Western blotting analysis

The HEK293T cells were lysed with radio immunoprecipitation analysis (RIPA) lysis buffer containing a protease inhibitor mixture and phosphatase inhibitor. The lysates were centrifuged at 13,000 rpm for 10 min and the supernatant was collected to measure the protein concentration by bicinchoninic acid (BCA) assay. After incubation with SDS loading buffer for 10 min at 95 °C, protein samples were resolved by 8% SDS-polyacrylamide gel electrophoresis (SDS-PAGE), transferred to a polyvinylidene difluoride membrane, incubated with triturated saline containing 5% (w/v) milk in 0.1% Tween-20 (TBST) at 4 °C overnight, then incubated with the primary antibody for 2 h and with secondary antibody for 1 h at room temperature.

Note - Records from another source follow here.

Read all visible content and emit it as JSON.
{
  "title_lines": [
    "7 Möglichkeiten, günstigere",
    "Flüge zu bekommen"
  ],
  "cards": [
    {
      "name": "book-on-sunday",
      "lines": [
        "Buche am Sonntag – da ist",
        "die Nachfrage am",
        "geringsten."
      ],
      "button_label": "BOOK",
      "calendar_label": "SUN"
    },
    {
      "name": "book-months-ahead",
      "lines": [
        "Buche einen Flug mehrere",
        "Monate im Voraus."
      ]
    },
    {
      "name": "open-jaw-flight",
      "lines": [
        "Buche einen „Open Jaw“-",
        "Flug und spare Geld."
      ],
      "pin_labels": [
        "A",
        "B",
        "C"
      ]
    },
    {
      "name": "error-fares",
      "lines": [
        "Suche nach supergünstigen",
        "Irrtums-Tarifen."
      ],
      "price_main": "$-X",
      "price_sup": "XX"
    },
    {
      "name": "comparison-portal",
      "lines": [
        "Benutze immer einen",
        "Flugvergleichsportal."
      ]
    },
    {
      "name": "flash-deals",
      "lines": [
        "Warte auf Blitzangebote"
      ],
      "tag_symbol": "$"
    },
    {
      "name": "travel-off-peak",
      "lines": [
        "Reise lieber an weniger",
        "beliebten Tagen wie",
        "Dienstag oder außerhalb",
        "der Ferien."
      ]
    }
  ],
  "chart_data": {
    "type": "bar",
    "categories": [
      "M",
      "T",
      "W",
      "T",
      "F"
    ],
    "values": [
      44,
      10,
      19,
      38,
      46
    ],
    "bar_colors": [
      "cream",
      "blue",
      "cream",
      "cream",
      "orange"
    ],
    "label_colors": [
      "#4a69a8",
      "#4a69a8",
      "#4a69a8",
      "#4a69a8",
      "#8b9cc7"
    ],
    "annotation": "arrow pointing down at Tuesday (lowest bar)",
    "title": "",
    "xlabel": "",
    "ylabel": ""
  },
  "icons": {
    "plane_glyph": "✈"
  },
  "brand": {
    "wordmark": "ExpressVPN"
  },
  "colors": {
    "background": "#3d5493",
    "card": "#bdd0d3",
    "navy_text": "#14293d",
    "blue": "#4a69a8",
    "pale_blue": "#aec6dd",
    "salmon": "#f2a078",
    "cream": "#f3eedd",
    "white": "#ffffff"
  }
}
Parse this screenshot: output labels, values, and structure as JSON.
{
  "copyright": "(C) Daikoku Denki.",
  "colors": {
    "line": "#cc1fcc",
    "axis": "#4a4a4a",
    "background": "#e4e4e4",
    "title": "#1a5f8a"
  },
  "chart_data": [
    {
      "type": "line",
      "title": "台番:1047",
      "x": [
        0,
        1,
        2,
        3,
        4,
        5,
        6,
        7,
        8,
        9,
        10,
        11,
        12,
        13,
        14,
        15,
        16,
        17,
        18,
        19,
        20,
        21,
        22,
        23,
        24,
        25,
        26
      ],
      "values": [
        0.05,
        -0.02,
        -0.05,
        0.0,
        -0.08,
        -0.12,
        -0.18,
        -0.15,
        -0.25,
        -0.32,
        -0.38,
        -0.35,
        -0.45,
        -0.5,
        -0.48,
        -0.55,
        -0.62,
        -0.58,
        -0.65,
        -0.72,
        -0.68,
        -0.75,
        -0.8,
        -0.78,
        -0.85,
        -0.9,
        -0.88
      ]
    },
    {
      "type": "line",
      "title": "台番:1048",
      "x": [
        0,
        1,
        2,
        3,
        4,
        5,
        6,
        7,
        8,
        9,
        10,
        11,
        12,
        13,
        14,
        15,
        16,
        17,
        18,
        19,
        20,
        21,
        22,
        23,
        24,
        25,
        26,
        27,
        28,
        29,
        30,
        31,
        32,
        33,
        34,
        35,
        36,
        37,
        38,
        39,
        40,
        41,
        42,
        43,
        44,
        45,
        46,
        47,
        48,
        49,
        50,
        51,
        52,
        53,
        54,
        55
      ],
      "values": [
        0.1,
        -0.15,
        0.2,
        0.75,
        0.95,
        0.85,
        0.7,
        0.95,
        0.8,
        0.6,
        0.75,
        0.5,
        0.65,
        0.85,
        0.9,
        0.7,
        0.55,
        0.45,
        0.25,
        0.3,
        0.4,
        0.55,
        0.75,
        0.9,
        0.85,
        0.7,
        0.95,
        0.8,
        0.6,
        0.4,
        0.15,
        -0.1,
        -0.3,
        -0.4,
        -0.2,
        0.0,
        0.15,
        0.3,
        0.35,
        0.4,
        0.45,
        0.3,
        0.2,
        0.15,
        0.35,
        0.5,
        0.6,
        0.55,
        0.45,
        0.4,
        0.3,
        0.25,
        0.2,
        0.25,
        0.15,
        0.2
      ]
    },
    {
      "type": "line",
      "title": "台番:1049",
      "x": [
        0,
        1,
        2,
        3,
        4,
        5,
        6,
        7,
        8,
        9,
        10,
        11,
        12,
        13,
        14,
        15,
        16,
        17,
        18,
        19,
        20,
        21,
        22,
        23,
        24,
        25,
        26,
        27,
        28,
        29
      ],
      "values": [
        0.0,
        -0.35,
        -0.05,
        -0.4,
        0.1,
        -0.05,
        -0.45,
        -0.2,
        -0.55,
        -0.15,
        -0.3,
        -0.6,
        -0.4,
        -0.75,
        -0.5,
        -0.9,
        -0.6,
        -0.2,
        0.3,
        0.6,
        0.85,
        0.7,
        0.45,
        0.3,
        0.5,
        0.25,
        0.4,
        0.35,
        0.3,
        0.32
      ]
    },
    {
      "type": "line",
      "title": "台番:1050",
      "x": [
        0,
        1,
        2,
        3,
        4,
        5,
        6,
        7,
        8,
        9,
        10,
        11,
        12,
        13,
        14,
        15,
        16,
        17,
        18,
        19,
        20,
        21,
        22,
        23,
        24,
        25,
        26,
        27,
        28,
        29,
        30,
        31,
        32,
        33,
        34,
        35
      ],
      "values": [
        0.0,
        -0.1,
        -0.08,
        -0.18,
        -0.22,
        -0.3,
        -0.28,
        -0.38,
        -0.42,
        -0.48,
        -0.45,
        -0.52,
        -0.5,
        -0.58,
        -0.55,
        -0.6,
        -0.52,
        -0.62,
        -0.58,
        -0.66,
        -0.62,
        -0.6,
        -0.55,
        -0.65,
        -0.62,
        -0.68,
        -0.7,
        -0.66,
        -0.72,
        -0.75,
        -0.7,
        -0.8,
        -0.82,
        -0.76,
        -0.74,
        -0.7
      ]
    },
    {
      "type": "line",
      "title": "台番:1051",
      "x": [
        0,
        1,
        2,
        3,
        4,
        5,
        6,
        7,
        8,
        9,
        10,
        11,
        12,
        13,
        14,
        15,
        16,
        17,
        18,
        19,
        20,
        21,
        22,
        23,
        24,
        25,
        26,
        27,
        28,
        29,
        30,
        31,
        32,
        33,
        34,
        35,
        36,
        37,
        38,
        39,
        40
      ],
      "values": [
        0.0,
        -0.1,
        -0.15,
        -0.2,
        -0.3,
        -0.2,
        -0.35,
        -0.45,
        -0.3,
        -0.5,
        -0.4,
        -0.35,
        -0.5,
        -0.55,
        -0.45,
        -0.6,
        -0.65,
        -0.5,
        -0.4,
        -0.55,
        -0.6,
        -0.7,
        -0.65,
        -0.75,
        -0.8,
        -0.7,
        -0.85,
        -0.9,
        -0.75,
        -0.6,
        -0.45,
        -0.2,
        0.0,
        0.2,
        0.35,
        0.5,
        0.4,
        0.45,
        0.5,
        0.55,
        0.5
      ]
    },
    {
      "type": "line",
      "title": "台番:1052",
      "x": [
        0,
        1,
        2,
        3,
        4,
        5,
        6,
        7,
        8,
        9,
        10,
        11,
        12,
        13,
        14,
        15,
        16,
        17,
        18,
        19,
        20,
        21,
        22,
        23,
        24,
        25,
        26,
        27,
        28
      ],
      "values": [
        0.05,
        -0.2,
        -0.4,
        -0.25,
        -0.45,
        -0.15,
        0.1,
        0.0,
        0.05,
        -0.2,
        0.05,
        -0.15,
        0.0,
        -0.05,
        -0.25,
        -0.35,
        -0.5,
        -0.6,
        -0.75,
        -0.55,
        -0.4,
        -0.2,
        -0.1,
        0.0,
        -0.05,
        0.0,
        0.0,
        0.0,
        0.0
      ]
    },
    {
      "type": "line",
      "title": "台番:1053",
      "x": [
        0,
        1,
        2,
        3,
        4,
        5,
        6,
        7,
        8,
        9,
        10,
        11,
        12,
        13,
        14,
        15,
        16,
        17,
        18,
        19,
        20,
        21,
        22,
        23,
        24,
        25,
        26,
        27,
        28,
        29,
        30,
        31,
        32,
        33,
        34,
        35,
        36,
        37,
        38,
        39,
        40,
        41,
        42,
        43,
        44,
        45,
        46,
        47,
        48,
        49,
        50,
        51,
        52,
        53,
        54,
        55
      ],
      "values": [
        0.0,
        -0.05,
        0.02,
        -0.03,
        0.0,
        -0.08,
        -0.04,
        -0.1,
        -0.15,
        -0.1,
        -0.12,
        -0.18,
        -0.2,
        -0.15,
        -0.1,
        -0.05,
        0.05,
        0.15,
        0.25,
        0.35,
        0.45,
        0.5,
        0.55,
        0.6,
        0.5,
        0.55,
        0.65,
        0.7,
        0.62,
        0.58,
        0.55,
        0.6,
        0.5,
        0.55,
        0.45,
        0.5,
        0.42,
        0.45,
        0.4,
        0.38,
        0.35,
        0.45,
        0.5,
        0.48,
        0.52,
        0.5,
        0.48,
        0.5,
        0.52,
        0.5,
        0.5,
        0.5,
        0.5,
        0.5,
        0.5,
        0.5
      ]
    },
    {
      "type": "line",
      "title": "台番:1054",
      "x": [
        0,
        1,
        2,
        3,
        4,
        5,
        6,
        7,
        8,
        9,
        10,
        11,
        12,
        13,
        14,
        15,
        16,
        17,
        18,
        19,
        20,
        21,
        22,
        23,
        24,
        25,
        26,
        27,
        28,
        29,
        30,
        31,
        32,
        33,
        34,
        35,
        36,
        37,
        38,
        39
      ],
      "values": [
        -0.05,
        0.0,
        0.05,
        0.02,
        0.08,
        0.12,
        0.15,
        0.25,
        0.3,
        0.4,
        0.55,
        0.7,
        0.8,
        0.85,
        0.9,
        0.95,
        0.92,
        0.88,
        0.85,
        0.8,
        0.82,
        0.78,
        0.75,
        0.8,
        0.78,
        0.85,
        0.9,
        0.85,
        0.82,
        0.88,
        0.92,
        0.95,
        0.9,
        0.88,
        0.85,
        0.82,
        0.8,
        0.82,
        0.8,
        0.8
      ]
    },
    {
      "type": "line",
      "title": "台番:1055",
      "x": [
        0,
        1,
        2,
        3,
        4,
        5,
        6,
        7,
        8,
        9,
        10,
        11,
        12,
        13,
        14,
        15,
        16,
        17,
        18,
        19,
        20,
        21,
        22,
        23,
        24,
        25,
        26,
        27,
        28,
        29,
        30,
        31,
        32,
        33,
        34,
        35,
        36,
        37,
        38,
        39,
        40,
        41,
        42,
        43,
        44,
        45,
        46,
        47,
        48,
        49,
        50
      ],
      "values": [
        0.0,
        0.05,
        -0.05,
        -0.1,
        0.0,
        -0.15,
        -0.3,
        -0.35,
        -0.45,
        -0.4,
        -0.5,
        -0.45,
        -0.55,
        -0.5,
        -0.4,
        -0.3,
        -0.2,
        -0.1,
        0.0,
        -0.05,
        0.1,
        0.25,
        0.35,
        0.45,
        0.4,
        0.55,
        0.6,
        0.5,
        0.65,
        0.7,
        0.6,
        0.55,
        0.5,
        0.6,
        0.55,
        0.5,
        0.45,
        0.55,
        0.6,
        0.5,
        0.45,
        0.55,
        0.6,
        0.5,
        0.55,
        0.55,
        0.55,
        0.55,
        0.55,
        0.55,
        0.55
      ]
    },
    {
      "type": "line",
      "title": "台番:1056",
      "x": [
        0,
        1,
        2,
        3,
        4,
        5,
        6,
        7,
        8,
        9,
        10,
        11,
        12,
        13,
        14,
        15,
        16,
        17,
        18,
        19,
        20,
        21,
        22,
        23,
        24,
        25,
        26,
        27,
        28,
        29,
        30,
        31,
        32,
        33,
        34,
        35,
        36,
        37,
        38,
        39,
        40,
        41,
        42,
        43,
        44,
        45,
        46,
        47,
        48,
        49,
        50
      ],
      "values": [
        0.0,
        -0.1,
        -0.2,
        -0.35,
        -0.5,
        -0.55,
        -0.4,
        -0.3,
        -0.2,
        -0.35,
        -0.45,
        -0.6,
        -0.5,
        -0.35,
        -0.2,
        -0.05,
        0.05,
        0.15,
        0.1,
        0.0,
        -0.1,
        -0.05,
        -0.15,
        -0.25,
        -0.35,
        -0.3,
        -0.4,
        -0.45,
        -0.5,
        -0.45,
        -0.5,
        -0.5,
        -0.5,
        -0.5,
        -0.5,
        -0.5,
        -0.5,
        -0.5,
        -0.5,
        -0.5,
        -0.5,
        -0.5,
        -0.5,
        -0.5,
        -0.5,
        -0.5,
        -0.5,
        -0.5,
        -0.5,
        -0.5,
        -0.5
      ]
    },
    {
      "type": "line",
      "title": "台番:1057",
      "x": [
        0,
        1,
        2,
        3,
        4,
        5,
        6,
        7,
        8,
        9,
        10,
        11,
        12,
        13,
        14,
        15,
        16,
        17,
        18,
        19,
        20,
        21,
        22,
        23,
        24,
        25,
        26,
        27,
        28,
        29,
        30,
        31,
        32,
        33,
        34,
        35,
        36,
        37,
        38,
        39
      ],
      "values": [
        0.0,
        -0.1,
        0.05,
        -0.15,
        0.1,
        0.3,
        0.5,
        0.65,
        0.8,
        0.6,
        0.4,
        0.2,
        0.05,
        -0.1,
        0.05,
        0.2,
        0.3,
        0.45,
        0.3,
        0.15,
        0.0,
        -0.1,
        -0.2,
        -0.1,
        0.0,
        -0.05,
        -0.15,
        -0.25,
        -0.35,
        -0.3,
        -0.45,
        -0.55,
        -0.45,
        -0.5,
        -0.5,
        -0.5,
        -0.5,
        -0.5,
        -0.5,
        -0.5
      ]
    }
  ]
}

Protein bands were visualized with a chemiluminescent substrate and images were acquired using an iBright 1500 imaging system. Densitometric analysis was performed using ImageJ software. All used antibody information is shown in Table S5.

RT-qPCR analysis

Cells were inoculated in six-well plates and total RNA was extracted with HiPure Total RNA Kit (MGBIO). Diluted RNA was reverse transcribed with the cDNA Synthesis Kit (ThermoFisher Scientific). The cDNA obtained from reverse transcription was used as a template for PCR amplification reaction with specific primers and PCR Master Mix (ThermoFisher Scientific). Analyzed the samples by the Quantagene q225 qPCR System (KUBO). All reagents were used according to the manufacturer’s instructions. Primer sequences are listed in Table S6. GAPDH (human) was used as an internal control.

Reporting summary

Further information on research design is available in the Nature Portfolio Reporting Summary linked to this article.